As part of the plan, some 170,000 residents now living in the area surrounded by a rectangular historical wall will be moved outside, according to Lin Lize, an official with the Xi'an Municipal Urban Planning and Development Office.

The number to be moved outside of the area by 2020 would represent 40 per cent of the existing 420,000 population living inside the enclosure.

The Xi'an city wall was built in 1370 in the Ming Dynasty (1368-1644). With a length of 13.74 kilometres, the wall surrounds an area of nine square kilometres, which has been the centre of commercial activities and life for many centuries.

New districts will be built outside the city wall, protecting the weathered buildings and improving residents' living conditions.

"The office buildings of the municipal government will also be moved from the downtown area surrounded, and new governmental, commercial and residential districts will be formed outside the wall within 16 years," according to He Hongxing, director of the Xi'an Municipal Urban Planning Bureau.

"Our plan for the future development of Xi'an aims to make the city an international modern metropolis featuring both ancient culture and modern civilization.
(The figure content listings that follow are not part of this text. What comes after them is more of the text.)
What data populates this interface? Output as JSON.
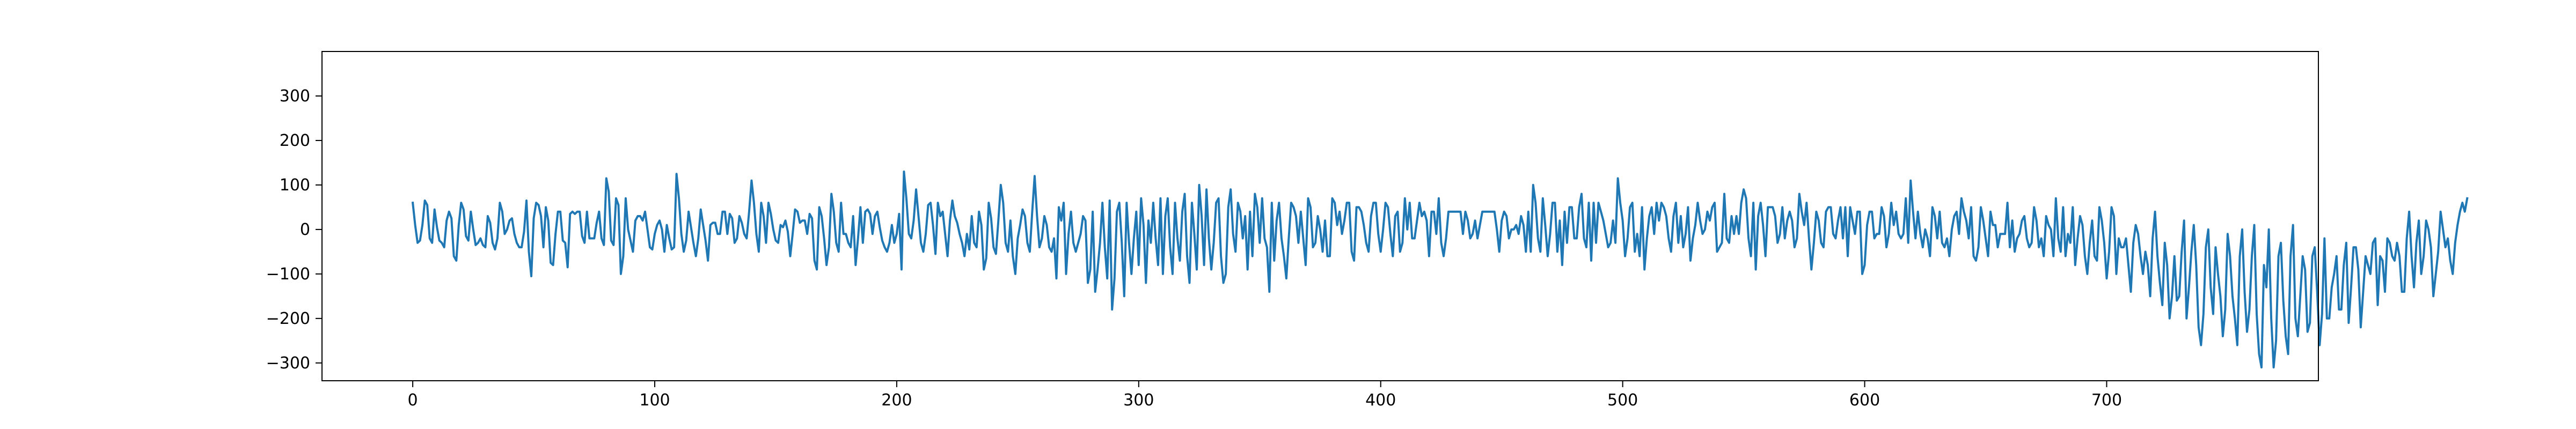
{
  "chart_data": {
    "type": "line",
    "title": "",
    "xlabel": "",
    "ylabel": "",
    "xlim": [
      -37.5,
      787.5
    ],
    "ylim": [
      -340,
      400
    ],
    "grid": false,
    "legend": "none",
    "xticks": [
      0,
      100,
      200,
      300,
      400,
      500,
      600,
      700
    ],
    "yticks": [
      -300,
      -200,
      -100,
      0,
      100,
      200,
      300
    ],
    "colors": {
      "series": "#1f77b4",
      "axes": "#000000",
      "background": "#ffffff"
    },
    "series": [
      {
        "x_start": 0,
        "x_step": 1,
        "values": [
          60,
          10,
          -30,
          -25,
          10,
          65,
          55,
          -20,
          -30,
          45,
          5,
          -25,
          -30,
          -40,
          20,
          40,
          25,
          -60,
          -70,
          10,
          60,
          45,
          -15,
          -25,
          40,
          0,
          -35,
          -30,
          -20,
          -35,
          -40,
          30,
          15,
          -30,
          -45,
          -20,
          60,
          40,
          -10,
          0,
          20,
          25,
          -10,
          -30,
          -40,
          -40,
          -5,
          65,
          -50,
          -105,
          25,
          60,
          55,
          30,
          -40,
          50,
          20,
          -75,
          -80,
          -10,
          40,
          40,
          -25,
          -30,
          -85,
          35,
          40,
          35,
          40,
          40,
          -15,
          -30,
          40,
          -20,
          -20,
          -20,
          15,
          40,
          -20,
          -35,
          115,
          85,
          -25,
          -35,
          70,
          55,
          -100,
          -60,
          70,
          0,
          -25,
          -50,
          20,
          30,
          30,
          20,
          40,
          0,
          -40,
          -45,
          -10,
          10,
          20,
          0,
          -50,
          10,
          -20,
          -45,
          -40,
          125,
          70,
          -10,
          -50,
          -25,
          40,
          5,
          -30,
          -60,
          -20,
          45,
          10,
          -25,
          -70,
          10,
          15,
          15,
          -10,
          -10,
          40,
          40,
          -10,
          35,
          25,
          -30,
          -20,
          30,
          15,
          -10,
          -20,
          40,
          110,
          60,
          -10,
          -50,
          60,
          30,
          -30,
          60,
          35,
          0,
          -25,
          -30,
          10,
          5,
          20,
          -5,
          -60,
          -10,
          45,
          40,
          15,
          20,
          20,
          -10,
          35,
          25,
          -70,
          -90,
          50,
          30,
          -20,
          -80,
          -40,
          80,
          40,
          -30,
          -50,
          60,
          -10,
          -10,
          -30,
          -40,
          30,
          -80,
          -20,
          50,
          -30,
          40,
          45,
          35,
          -10,
          30,
          40,
          5,
          -25,
          -40,
          -50,
          -30,
          10,
          -30,
          -10,
          35,
          -90,
          130,
          70,
          -10,
          -20,
          20,
          90,
          30,
          -30,
          -50,
          -10,
          55,
          60,
          10,
          -55,
          60,
          30,
          40,
          -10,
          -60,
          20,
          65,
          30,
          15,
          -10,
          -30,
          -60,
          -10,
          -45,
          30,
          -30,
          -40,
          40,
          10,
          -90,
          -65,
          60,
          25,
          -40,
          -55,
          20,
          100,
          60,
          -30,
          -50,
          20,
          -60,
          -100,
          -20,
          10,
          45,
          30,
          -30,
          -50,
          40,
          120,
          30,
          -40,
          -20,
          30,
          10,
          -40,
          -50,
          -20,
          -110,
          50,
          20,
          60,
          -100,
          -10,
          40,
          -30,
          -50,
          -30,
          -10,
          30,
          20,
          -120,
          -90,
          40,
          -140,
          -90,
          -30,
          60,
          -40,
          -110,
          65,
          -180,
          -110,
          40,
          60,
          -30,
          -150,
          60,
          -30,
          -100,
          -20,
          40,
          -80,
          70,
          10,
          -120,
          20,
          -30,
          60,
          -20,
          -80,
          70,
          -100,
          30,
          70,
          -40,
          -100,
          60,
          -20,
          -70,
          40,
          80,
          -60,
          -120,
          60,
          -10,
          -90,
          100,
          30,
          -80,
          90,
          -20,
          -90,
          -30,
          60,
          70,
          -60,
          -120,
          -100,
          50,
          90,
          -10,
          -50,
          60,
          40,
          -20,
          30,
          -90,
          40,
          -60,
          80,
          50,
          -30,
          70,
          -20,
          -40,
          -140,
          60,
          -70,
          20,
          60,
          -20,
          -60,
          -110,
          -20,
          60,
          50,
          30,
          -30,
          40,
          -20,
          -80,
          70,
          50,
          -40,
          -30,
          30,
          0,
          -50,
          20,
          -60,
          -60,
          70,
          60,
          10,
          40,
          -10,
          20,
          60,
          60,
          -50,
          -70,
          50,
          50,
          40,
          10,
          -30,
          -50,
          30,
          60,
          60,
          -10,
          -50,
          0,
          60,
          50,
          -10,
          -60,
          30,
          40,
          -50,
          -30,
          70,
          0,
          60,
          -20,
          -20,
          20,
          60,
          30,
          40,
          20,
          -60,
          40,
          40,
          -10,
          70,
          -30,
          -60,
          -20,
          40,
          40,
          40,
          40,
          40,
          40,
          -10,
          40,
          20,
          -20,
          -10,
          20,
          -20,
          10,
          40,
          40,
          40,
          40,
          40,
          40,
          0,
          -50,
          20,
          40,
          30,
          -20,
          0,
          0,
          10,
          -10,
          30,
          10,
          -50,
          40,
          -50,
          100,
          60,
          -20,
          -50,
          70,
          10,
          -60,
          -10,
          60,
          60,
          -50,
          20,
          -80,
          40,
          -30,
          50,
          50,
          -20,
          -20,
          50,
          80,
          -20,
          -40,
          60,
          -70,
          60,
          -30,
          60,
          40,
          20,
          -10,
          -40,
          -30,
          20,
          -30,
          115,
          60,
          20,
          -60,
          -20,
          50,
          60,
          -50,
          -10,
          -60,
          50,
          -90,
          -20,
          30,
          50,
          -10,
          60,
          20,
          60,
          50,
          30,
          -20,
          -50,
          30,
          60,
          -30,
          30,
          -40,
          -10,
          50,
          -70,
          -20,
          10,
          60,
          20,
          -10,
          0,
          40,
          20,
          50,
          60,
          -50,
          -40,
          -30,
          80,
          -20,
          -30,
          30,
          -10,
          30,
          -10,
          60,
          90,
          70,
          -20,
          -60,
          60,
          -90,
          30,
          60,
          10,
          -60,
          50,
          50,
          50,
          30,
          -30,
          -10,
          50,
          -20,
          20,
          40,
          20,
          -40,
          -20,
          80,
          40,
          10,
          60,
          -20,
          -90,
          -30,
          40,
          20,
          -30,
          -40,
          40,
          50,
          50,
          -10,
          -20,
          20,
          50,
          -20,
          50,
          -60,
          50,
          20,
          -10,
          40,
          40,
          -100,
          -80,
          10,
          40,
          40,
          -20,
          -10,
          -10,
          50,
          30,
          -40,
          -10,
          60,
          10,
          40,
          -10,
          -20,
          -10,
          70,
          -30,
          110,
          40,
          -20,
          40,
          -10,
          -40,
          0,
          -20,
          -60,
          50,
          30,
          -20,
          40,
          -30,
          -40,
          -20,
          -60,
          0,
          30,
          40,
          -10,
          70,
          40,
          20,
          -20,
          50,
          -60,
          -70,
          -40,
          50,
          20,
          -20,
          -60,
          40,
          10,
          10,
          -40,
          -10,
          -10,
          -10,
          60,
          -40,
          20,
          -50,
          -20,
          -10,
          20,
          30,
          -20,
          -40,
          -30,
          50,
          20,
          -40,
          -20,
          -60,
          30,
          10,
          0,
          -60,
          70,
          -20,
          -50,
          50,
          -60,
          -10,
          -30,
          50,
          -80,
          -20,
          30,
          10,
          -60,
          -100,
          -30,
          20,
          -60,
          -70,
          50,
          20,
          -30,
          -110,
          -50,
          50,
          30,
          -100,
          -20,
          -40,
          -40,
          -20,
          -80,
          -140,
          -30,
          10,
          -10,
          -60,
          -100,
          -50,
          -80,
          -150,
          -20,
          40,
          -60,
          -120,
          -170,
          -30,
          -80,
          -200,
          -150,
          -60,
          -160,
          -150,
          -50,
          20,
          -200,
          -130,
          -50,
          10,
          -80,
          -220,
          -260,
          -190,
          -40,
          0,
          -130,
          -190,
          -40,
          -100,
          -150,
          -240,
          -180,
          -10,
          -60,
          -150,
          -200,
          -260,
          -60,
          0,
          -140,
          -230,
          -180,
          -60,
          10,
          -190,
          -280,
          -310,
          -80,
          -130,
          0,
          -200,
          -310,
          -250,
          -60,
          -30,
          -160,
          -240,
          -280,
          -60,
          10,
          -200,
          -240,
          -150,
          -60,
          -90,
          -230,
          -210,
          -60,
          -40,
          -140,
          -260,
          -190,
          -20,
          -200,
          -200,
          -130,
          -100,
          -60,
          -180,
          -180,
          -80,
          -30,
          -210,
          -130,
          -40,
          -40,
          -90,
          -220,
          -140,
          -60,
          -80,
          -100,
          -30,
          -20,
          -170,
          -60,
          -70,
          -140,
          -20,
          -30,
          -60,
          -70,
          -30,
          -60,
          -140,
          -140,
          -20,
          40,
          -60,
          -130,
          -30,
          20,
          -100,
          -60,
          20,
          0,
          -40,
          -150,
          -100,
          -50,
          40,
          0,
          -40,
          -20,
          -70,
          -100,
          -30,
          10,
          40,
          60,
          40,
          70
        ]
      }
    ]
  }
}
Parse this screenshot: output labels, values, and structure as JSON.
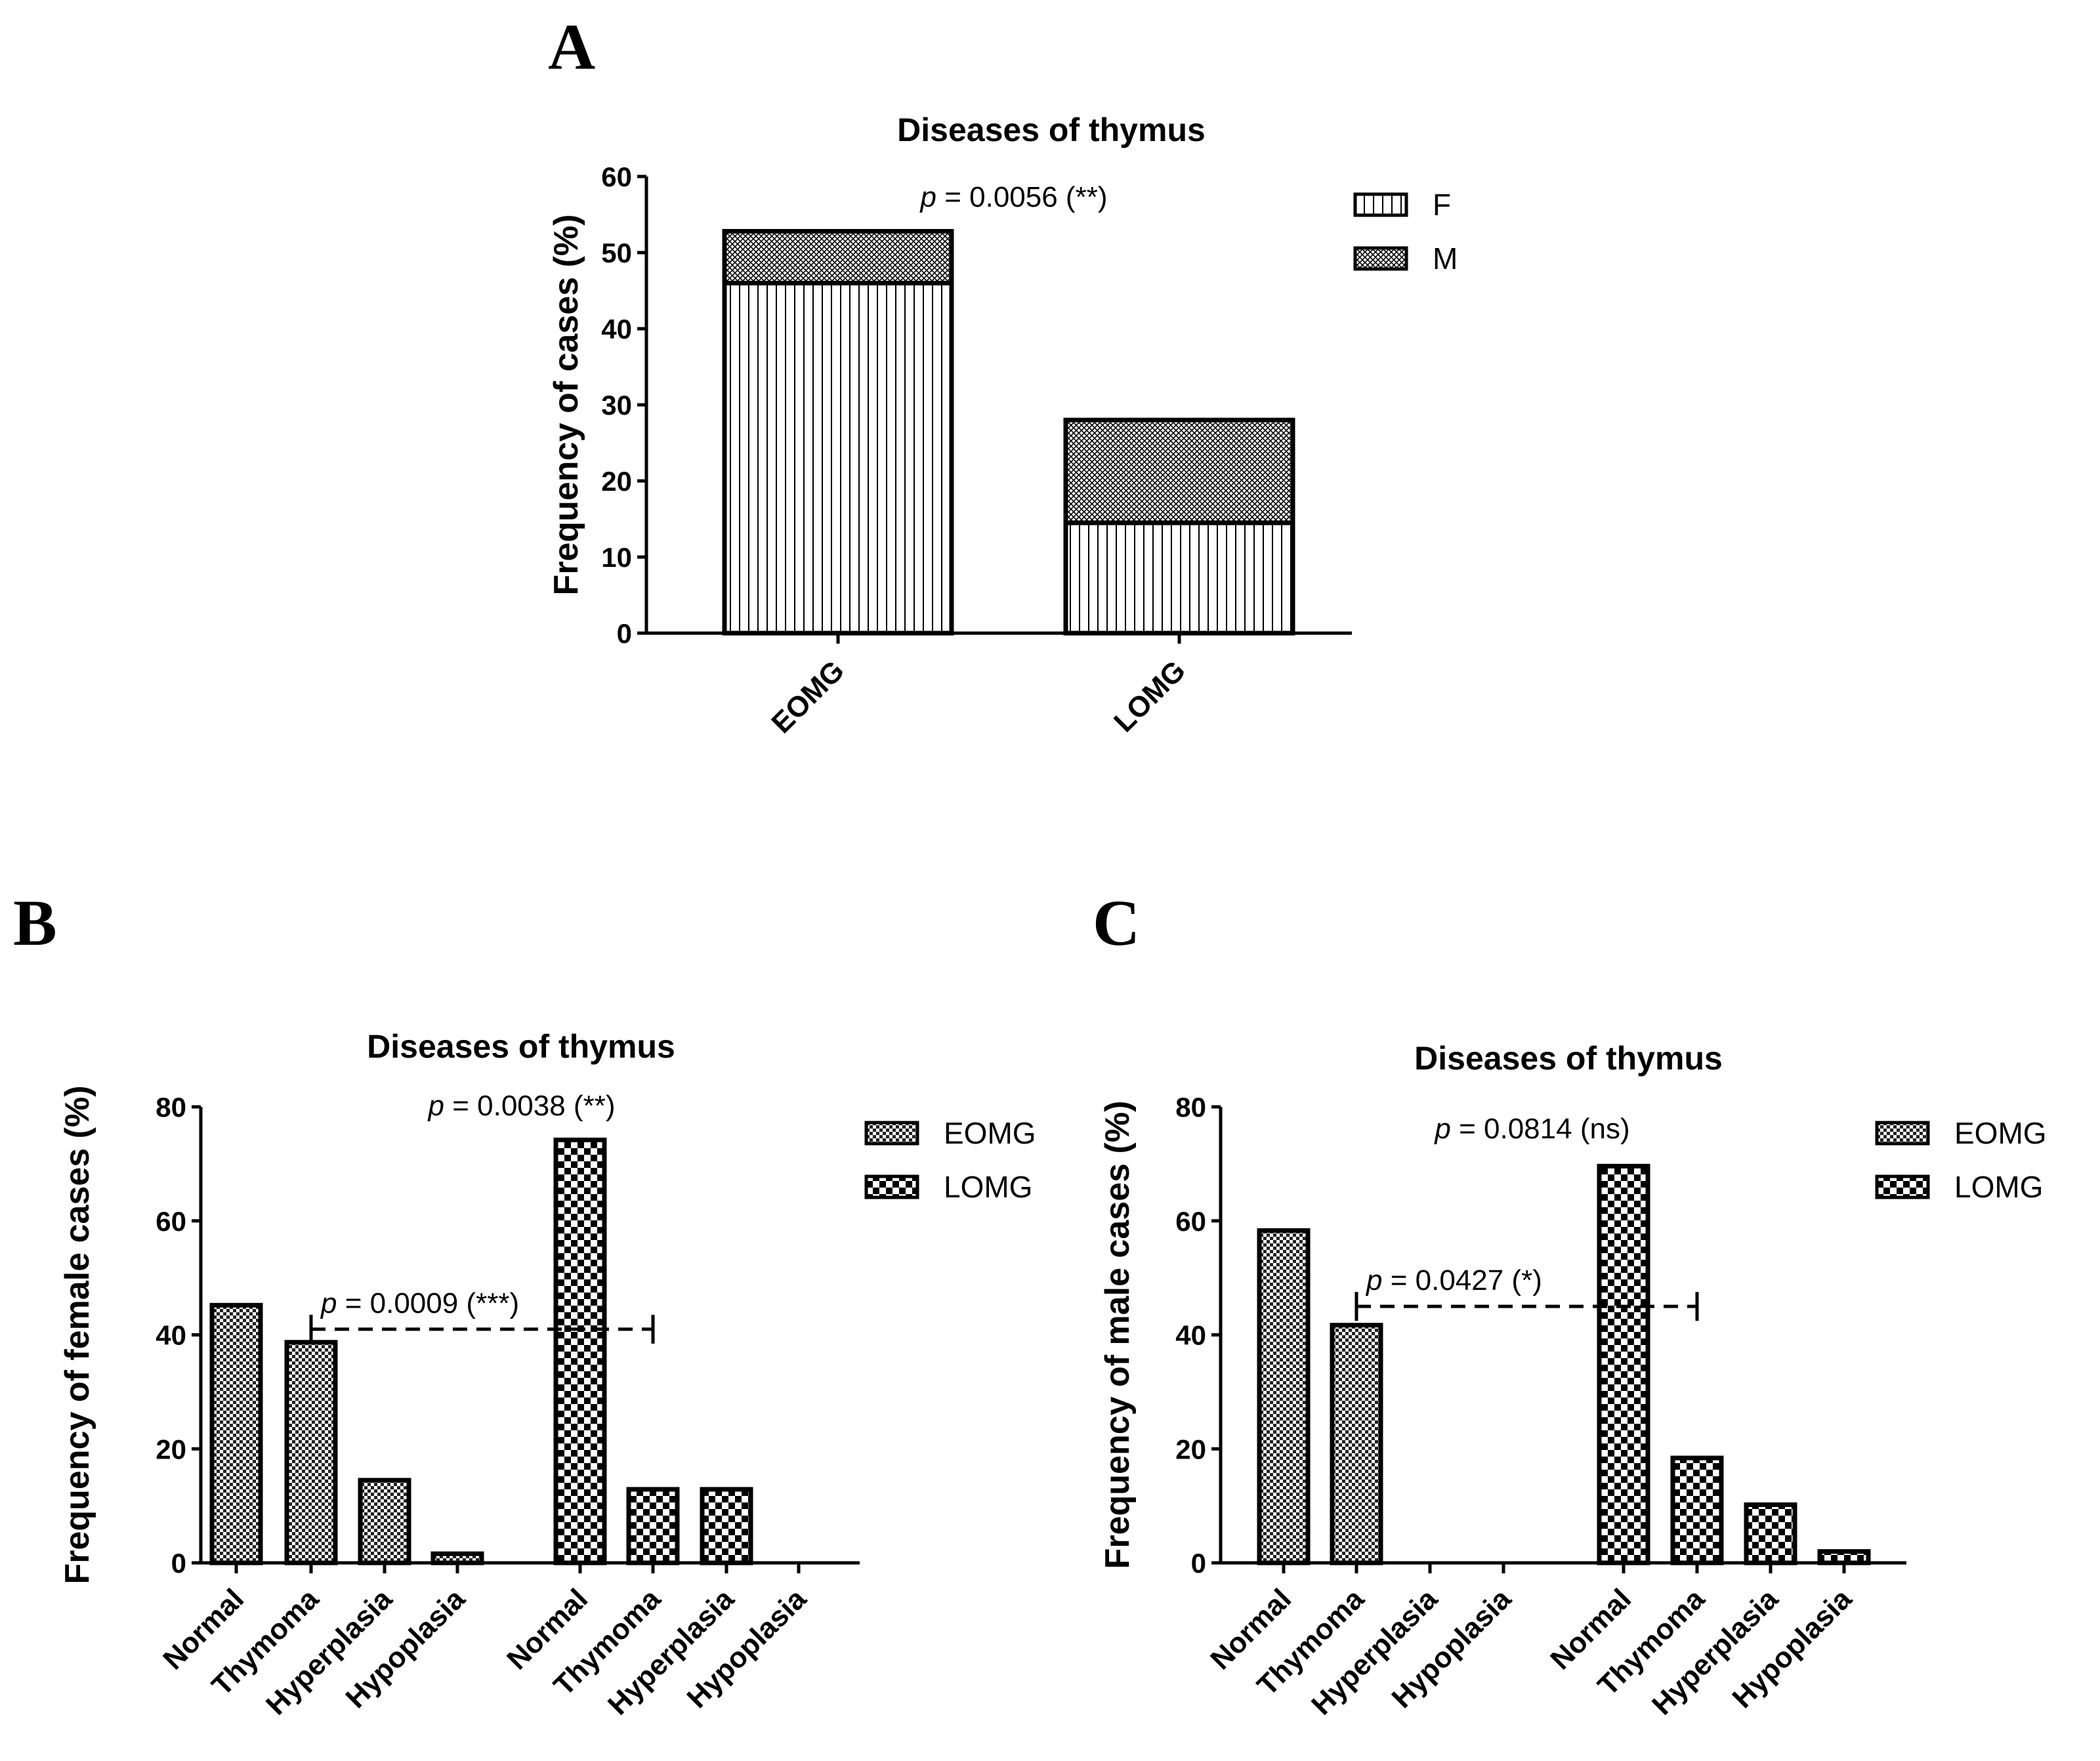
{
  "panel_labels": [
    "A",
    "B",
    "C"
  ],
  "chart_data": [
    {
      "panel": "A",
      "type": "bar",
      "stacked": true,
      "title": "Diseases of thymus",
      "xlabel": "",
      "ylabel": "Frequency of cases (%)",
      "ylim": [
        0,
        60
      ],
      "yticks": [
        0,
        10,
        20,
        30,
        40,
        50,
        60
      ],
      "categories": [
        "EOMG",
        "LOMG"
      ],
      "series": [
        {
          "name": "F",
          "pattern": "vertical-lines",
          "values": [
            46,
            14.5
          ]
        },
        {
          "name": "M",
          "pattern": "crosshatch",
          "values": [
            6.8,
            13.5
          ]
        }
      ],
      "annotation": {
        "italic": "p",
        "text": " = 0.0056 (**)"
      },
      "legend": "top-right"
    },
    {
      "panel": "B",
      "type": "bar",
      "title": "Diseases of thymus",
      "xlabel": "",
      "ylabel": "Frequency of female cases (%)",
      "ylim": [
        0,
        80
      ],
      "yticks": [
        0,
        20,
        40,
        60,
        80
      ],
      "groups": [
        {
          "name": "EOMG",
          "pattern": "fine-check",
          "categories": [
            "Normal",
            "Thymoma",
            "Hyperplasia",
            "Hypoplasia"
          ],
          "values": [
            45.2,
            38.7,
            14.5,
            1.6
          ]
        },
        {
          "name": "LOMG",
          "pattern": "bold-check",
          "categories": [
            "Normal",
            "Thymoma",
            "Hyperplasia",
            "Hypoplasia"
          ],
          "values": [
            74.2,
            12.9,
            12.9,
            0
          ]
        }
      ],
      "annotations": [
        {
          "italic": "p",
          "text": " = 0.0038 (**)"
        },
        {
          "italic": "p",
          "text": " = 0.0009 (***)",
          "compares": [
            "EOMG Thymoma",
            "LOMG Thymoma"
          ],
          "level": 41
        }
      ],
      "legend": "top-right"
    },
    {
      "panel": "C",
      "type": "bar",
      "title": "Diseases of thymus",
      "xlabel": "",
      "ylabel": "Frequency of male cases (%)",
      "ylim": [
        0,
        80
      ],
      "yticks": [
        0,
        20,
        40,
        60,
        80
      ],
      "groups": [
        {
          "name": "EOMG",
          "pattern": "fine-check",
          "categories": [
            "Normal",
            "Thymoma",
            "Hyperplasia",
            "Hypoplasia"
          ],
          "values": [
            58.3,
            41.7,
            0,
            0
          ]
        },
        {
          "name": "LOMG",
          "pattern": "bold-check",
          "categories": [
            "Normal",
            "Thymoma",
            "Hyperplasia",
            "Hypoplasia"
          ],
          "values": [
            69.6,
            18.4,
            10.2,
            2
          ]
        }
      ],
      "annotations": [
        {
          "italic": "p",
          "text": " = 0.0814 (ns)"
        },
        {
          "italic": "p",
          "text": " = 0.0427 (*)",
          "compares": [
            "EOMG Thymoma",
            "LOMG Thymoma"
          ],
          "level": 45
        }
      ],
      "legend": "top-right"
    }
  ]
}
And the most important task for us is to properly protect the ancient district inside," Lin said.

However, increasing business activities and construction projects are making the district more and more crowded, the official said.

"Modern commercial complexes and high-rise residential buildings are very incongruous with the ancient buildings and damage the graceful bearing of the ancient city," said Xiang De, deputy director of the Xi'an Municipal Cultural Relics and Garden Bureau.

Ancient buildings, ruins and cultural relics cannot be reproduced and when protection for ancient relics contradicts modern development, more attention should be paid to the former, Xiang said.

Xi'an, named Chang'an in ancient time, used to be the most thriving metropolis in the world in the Tang Dynasty (AD 618-907), and it served intermittently as the capital of 11 dynasties for 1,068 years since Western Zhou Dynasty (11th century-771 BC).

The long history left Xi'an a large number of ancient relics and buildings, of which many are located inside the ancient city wall, the best-protected wall in China.

In order to better protect the buildings and relics, the local government issued "Regulations for the Protection of the Historical and Cultural City of Xi'an' in 2002, stipulating clearly that the population inside the ancient city wall be moved out progressively. And in 2003, the urban planning bureau proposed that in the district surrounded by the wall no new buildings should be constructed during the planning and renovation period, the director said.